I ride Conti Sprinters and have a couple of tires where air is leaking out of where the (replaceable) presta valve screws onto the stem. 

Is there some sort of a sealant I can use on the presta valve/stem junction that would remedy this problem?


----------



## wankski (Jul 24, 2005)

PTFE tape.


----------



## locobaylor (Mar 11, 2008)

you might try stans, but i don't know how that would affect trying to inflate your tires in the future, ie not allowing air into the tire.


----------



## tlc4bikes (Dec 31, 2009)

Change the valve core.


----------



## cxwrench (Nov 9, 2004)

tlc4bikes said:


> Change the valve core.


or just make sure it's tight...


----------



## il sogno (Jul 15, 2002)

wankski said:


> PTFE tape.


I just tried it. Didn't work.


----------



## il sogno (Jul 15, 2002)

tlc4bikes said:


> Change the valve core.


Changed one of the valve cores. And it works great. Thing is, I don't have another valve for the other tire.


----------



## il sogno (Jul 15, 2002)

cxwrench said:


> or just make sure it's tight...


BTDT.


----------



## wankski (Jul 24, 2005)

ahh, if its not leaking from the thread its the pop out core, nothing u can do about that... beg, borrow or steal one...
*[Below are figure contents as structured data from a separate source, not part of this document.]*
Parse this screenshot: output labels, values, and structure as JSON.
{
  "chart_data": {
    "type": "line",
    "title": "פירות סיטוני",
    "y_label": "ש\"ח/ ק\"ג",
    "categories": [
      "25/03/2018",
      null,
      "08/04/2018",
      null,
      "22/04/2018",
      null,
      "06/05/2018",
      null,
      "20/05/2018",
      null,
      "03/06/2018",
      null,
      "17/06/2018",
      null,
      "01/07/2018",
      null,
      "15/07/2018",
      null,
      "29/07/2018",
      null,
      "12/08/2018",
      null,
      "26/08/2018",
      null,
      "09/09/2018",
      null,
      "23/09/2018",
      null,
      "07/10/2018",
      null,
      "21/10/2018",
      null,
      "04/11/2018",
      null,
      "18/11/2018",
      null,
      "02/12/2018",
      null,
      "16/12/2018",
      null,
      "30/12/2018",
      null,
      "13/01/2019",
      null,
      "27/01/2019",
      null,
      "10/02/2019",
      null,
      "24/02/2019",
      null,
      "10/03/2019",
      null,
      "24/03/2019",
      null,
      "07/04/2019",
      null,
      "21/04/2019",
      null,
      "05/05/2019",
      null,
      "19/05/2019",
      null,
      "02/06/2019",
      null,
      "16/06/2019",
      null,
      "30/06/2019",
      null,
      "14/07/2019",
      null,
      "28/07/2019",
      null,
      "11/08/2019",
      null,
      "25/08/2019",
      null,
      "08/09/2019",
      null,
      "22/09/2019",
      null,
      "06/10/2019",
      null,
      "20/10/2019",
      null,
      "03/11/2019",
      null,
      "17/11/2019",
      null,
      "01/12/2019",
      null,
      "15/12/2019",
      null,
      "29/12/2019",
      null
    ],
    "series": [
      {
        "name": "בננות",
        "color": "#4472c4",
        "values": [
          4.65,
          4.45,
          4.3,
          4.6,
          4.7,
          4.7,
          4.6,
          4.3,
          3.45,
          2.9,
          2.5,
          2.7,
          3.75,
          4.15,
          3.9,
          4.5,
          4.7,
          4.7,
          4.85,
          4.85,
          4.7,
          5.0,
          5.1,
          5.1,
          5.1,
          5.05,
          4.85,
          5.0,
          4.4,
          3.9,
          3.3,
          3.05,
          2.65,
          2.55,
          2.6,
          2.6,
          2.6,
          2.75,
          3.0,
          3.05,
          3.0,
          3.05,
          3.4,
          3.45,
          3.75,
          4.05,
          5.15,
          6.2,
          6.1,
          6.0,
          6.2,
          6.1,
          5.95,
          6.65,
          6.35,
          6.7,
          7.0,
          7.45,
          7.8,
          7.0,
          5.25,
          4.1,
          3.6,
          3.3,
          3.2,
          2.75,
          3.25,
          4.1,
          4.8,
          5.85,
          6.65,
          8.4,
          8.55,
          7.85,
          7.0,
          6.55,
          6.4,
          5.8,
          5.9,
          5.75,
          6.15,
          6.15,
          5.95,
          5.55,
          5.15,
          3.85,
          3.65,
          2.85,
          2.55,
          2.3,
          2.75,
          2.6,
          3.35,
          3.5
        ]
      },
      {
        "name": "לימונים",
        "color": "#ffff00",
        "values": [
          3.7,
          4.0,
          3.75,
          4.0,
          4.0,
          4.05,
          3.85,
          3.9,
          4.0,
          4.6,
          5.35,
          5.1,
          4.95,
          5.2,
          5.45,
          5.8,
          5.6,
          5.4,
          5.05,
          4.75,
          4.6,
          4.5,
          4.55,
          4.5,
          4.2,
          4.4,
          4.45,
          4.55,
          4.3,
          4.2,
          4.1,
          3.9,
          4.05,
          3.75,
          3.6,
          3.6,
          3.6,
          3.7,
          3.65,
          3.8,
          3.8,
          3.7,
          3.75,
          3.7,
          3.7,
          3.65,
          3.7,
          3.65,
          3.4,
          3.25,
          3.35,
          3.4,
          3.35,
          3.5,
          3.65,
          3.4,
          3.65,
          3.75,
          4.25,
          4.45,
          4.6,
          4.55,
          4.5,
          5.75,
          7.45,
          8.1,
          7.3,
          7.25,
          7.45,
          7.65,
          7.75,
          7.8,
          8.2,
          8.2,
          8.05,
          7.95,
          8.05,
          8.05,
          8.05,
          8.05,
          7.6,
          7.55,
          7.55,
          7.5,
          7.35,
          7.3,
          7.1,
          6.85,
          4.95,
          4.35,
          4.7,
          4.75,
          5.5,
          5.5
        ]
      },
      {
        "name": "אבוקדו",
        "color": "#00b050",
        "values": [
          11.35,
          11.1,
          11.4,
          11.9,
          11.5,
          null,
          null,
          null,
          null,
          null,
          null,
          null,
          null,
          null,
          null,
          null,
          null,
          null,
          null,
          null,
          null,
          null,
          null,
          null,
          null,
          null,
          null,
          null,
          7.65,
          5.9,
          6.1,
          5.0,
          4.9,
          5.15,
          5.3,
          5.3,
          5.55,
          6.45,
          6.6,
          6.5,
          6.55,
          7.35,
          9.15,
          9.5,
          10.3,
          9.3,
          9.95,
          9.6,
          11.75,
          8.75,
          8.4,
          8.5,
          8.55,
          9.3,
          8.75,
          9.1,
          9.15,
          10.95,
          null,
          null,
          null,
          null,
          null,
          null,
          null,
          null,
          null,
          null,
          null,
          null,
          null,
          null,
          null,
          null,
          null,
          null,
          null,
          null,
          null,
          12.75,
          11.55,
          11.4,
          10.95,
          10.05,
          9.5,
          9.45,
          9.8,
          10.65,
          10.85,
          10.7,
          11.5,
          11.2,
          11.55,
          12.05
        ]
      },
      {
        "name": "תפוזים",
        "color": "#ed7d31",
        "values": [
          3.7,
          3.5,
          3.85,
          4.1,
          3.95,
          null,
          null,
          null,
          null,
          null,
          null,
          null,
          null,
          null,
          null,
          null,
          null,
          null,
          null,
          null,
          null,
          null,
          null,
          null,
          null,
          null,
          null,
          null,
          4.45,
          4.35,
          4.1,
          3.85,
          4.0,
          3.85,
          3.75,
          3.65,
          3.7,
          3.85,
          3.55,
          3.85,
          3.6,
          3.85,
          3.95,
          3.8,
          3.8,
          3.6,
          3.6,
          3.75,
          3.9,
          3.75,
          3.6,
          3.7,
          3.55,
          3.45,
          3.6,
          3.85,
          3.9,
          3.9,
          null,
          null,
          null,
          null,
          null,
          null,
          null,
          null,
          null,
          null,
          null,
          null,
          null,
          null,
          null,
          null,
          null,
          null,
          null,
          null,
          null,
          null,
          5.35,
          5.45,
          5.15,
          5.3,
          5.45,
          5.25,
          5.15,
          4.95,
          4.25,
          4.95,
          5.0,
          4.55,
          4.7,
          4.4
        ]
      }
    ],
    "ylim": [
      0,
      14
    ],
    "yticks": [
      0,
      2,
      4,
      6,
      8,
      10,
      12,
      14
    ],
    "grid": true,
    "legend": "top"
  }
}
if no one has a old good one, buy a vittoria 51mm inner tube (green box), they have removable cores...


----------



## il sogno (Jul 15, 2002)

wankski said:


> if no one has a old good one, buy a vittoria 51mm inner tube (green box), they have removable cores...


Hah! Now that I have! Thanks.


----------



## jmlapoint (Sep 4, 2008)

Before you go crazy, do me a favor and make sure the Removable Valve Core is snug. I use #12 Slot on Universal Spoke Wrench or a 5/32' Mini wrench to tighten applied across the flat portion of the Valve Core. I have seen them leak from looseness a number of times.


----------



## PeanutButterBreath (Dec 4, 2005)

I would not add Stan's. I use it in my CX tubs and valve core leaks are the biggest drawbacks.


----------



## il sogno (Jul 15, 2002)

jmlapoint said:


> Before you go crazy, do me a favor and make sure the Removable Valve Core is snug. I use #12 Slot on Universal Spoke Wrench or a 5/32' Mini wrench to tighten applied across the flat portion of the Valve Core. I have seen them leak from looseness a number of times.


I'll double check it tomorrow.


----------